Maria Amélia Mano
Quando menos esperavam, se encontraram
ali, no velório da Tia Sarita, a que tinha testa imensa e pouco cabelo. Se
cumprimentaram, distantes, quase sem intimidade.
Parece que foi ontem e passavam
horas olhando o céu e as figuras que as nuvens formavam. Eram animais, carros,
casas e castelos. Mas as figuras mais divertidas eram mesmo as velhas tias.

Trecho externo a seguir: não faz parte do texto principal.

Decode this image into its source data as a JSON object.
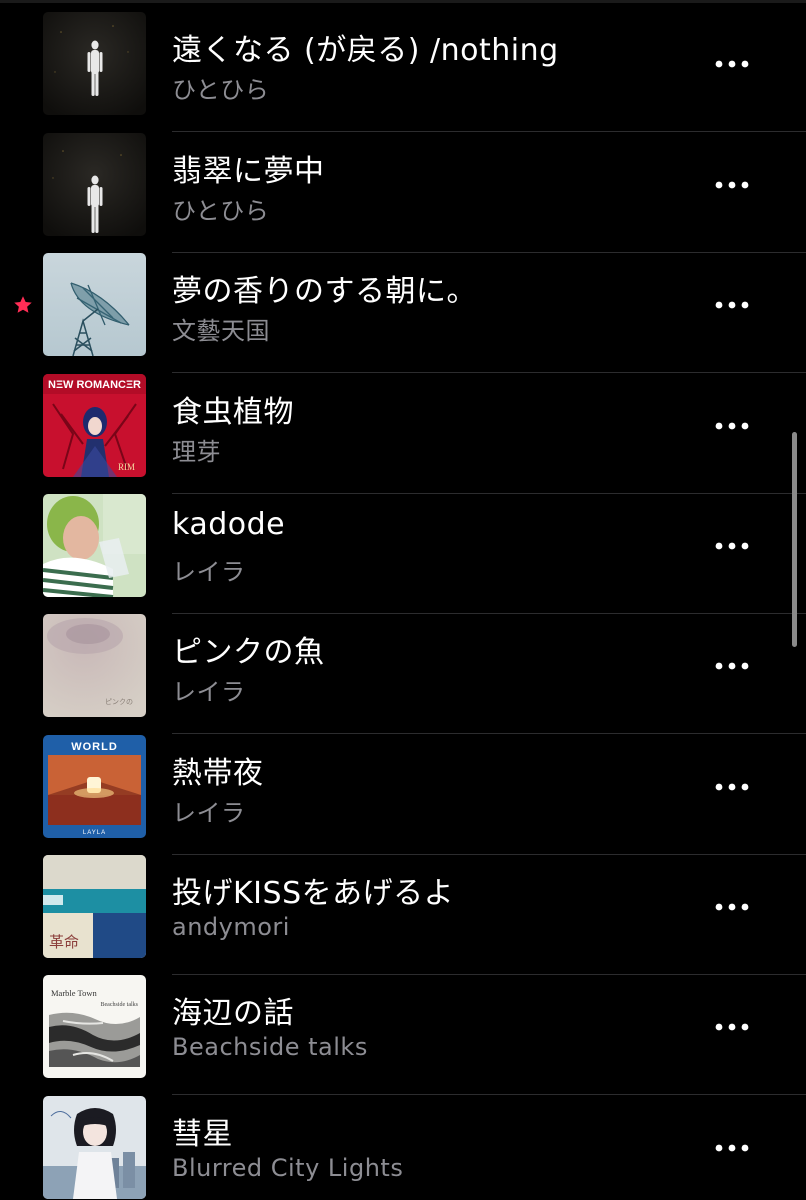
{
  "tracks": [
    {
      "title": "遠くなる (が戻る) /nothing",
      "artist": "ひとひら",
      "art": "figure-dark-icon",
      "starred": false
    },
    {
      "title": "翡翠に夢中",
      "artist": "ひとひら",
      "art": "figure-dark-icon",
      "starred": false
    },
    {
      "title": "夢の香りのする朝に。",
      "artist": "文藝天国",
      "art": "satellite-dish-icon",
      "starred": true
    },
    {
      "title": "食虫植物",
      "artist": "理芽",
      "art": "new-romancer-cover",
      "starred": false
    },
    {
      "title": "kadode",
      "artist": "レイラ",
      "art": "photo-girl-cover",
      "starred": false
    },
    {
      "title": "ピンクの魚",
      "artist": "レイラ",
      "art": "pink-fish-cover",
      "starred": false
    },
    {
      "title": "熱帯夜",
      "artist": "レイラ",
      "art": "world-cover",
      "starred": false
    },
    {
      "title": "投げKISSをあげるよ",
      "artist": "andymori",
      "art": "kakumei-cover",
      "starred": false
    },
    {
      "title": "海辺の話",
      "artist": "Beachside talks",
      "art": "marble-town-cover",
      "starred": false
    },
    {
      "title": "彗星",
      "artist": "Blurred City Lights",
      "art": "anime-girl-cover",
      "starred": false
    }
  ],
  "covers": {
    "new_romancer_text": "NΞW ROMANCΞR",
    "new_romancer_mark": "RIM",
    "pink_fish_caption": "ピンクの",
    "world_title": "WORLD",
    "world_artist": "LAYLA",
    "kakumei_text": "革命",
    "marble_title": "Marble Town",
    "marble_sub": "Beachside talks"
  },
  "colors": {
    "background": "#000000",
    "title": "#ffffff",
    "subtitle": "#8d8d93",
    "separator": "#2c2c2e",
    "star": "#ff2d55"
  }
}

Sim, as tias maternas com características físicas peculiares como orelhas de
abano, testa grande, nariz imenso ou queixo protuberante desfilavam no céu
arrancando risadas de pai e filho. A mãe fazia sempre a mesma pergunta: do que vocês riem? Ambos davam qualquer desculpa aceita por ela com
desconfiança.
A mãe não tinha senso de
humor, especialmente em relação às tias queridas. E aquele jogo era mesmo
segredo, pacto de homens. Havia uma disputa silenciosa entre eles que sempre
terminava em gargalhadas. De fato, o menino era melhor: tinha imaginação
crescente para as figuras humanas familiares nas nuvens. Tia Ivanira era a mais
difícil de achar no céu por conter, ao mesmo tempo, no perfil, todas as
saliências e reentrâncias. Uma raridade. Nuvem realmente extraordinária,
repetiam eles.
O vento que esculpe nuvens,
carrega dias, sopra estações, assobia canção de tempos, velas que move barcos e
histórias. O menino vira homem e a distância se faz necessária para crescer.
Não sabem como nem por que, tanto tempo, mas tão rápido, e passaram quatro anos
sem que se vissem. O filho justificava: a pós-graduação, a turma nova, a
namorada nova, o emprego novo, a casa nova, a turma velha. O pai explicava: a
hérnia de disco, a prestação da casa, o humor da mãe, o processo da
aposentadoria.
E ali, no velório da Tia
Sarita, a da testa imensa, aquele reencontro sem jeito. Após o cumprimento
formal, falaram das vidas, dos tropeços, recomeços e mudanças.
Desceram a rampa do
cemitério mais próximos e olharam para o céu carregado, anunciando chuva. As
nuvens formavam figuras grotescas e, uma delas, sim, era ela, a rara. Pai e
filho falaram ao mesmo tempo: Tia Ivanira
e deram uma longa risada. A mãe que vinha acompanhada da Tia Nair, a do queixo
duplo, fez a pergunta de praxe: do que
vocês riem? Antes que inventassem alguma desculpa, as primeiras gotas
grossas de chuva começam a cair e todos se apressam para chegarem ao carro.
Todos sentam juntos no banco
de trás. Pai e filho saem do enterro sorrindo com essa estranha felicidade fora
de hora, felicidade proibida, felicidade de resgate e retorno, presença e
abraço. Sentiam saudades, tinham tanto para falar, tanto que se perdoar, pelo
silêncio, pela distância, pelo tempo.
Sabiam que o laço de amor
esteve sempre amarrado tanto na memória dos grandes momentos, mas, mais, nesses
pequenos pactos secretos que todos inventamos no cotidiano para ter história
pra contar, ternura de parceiros de caminho, comparsas, cúmplices de pequenos e
carinhosos crimes imperfeitos.
Assim, o carro entra em
movimento e a mãe anuncia o destino: um almoço de família na casa da Tia
Berenice, sim, aquela, a de nariz pontudo.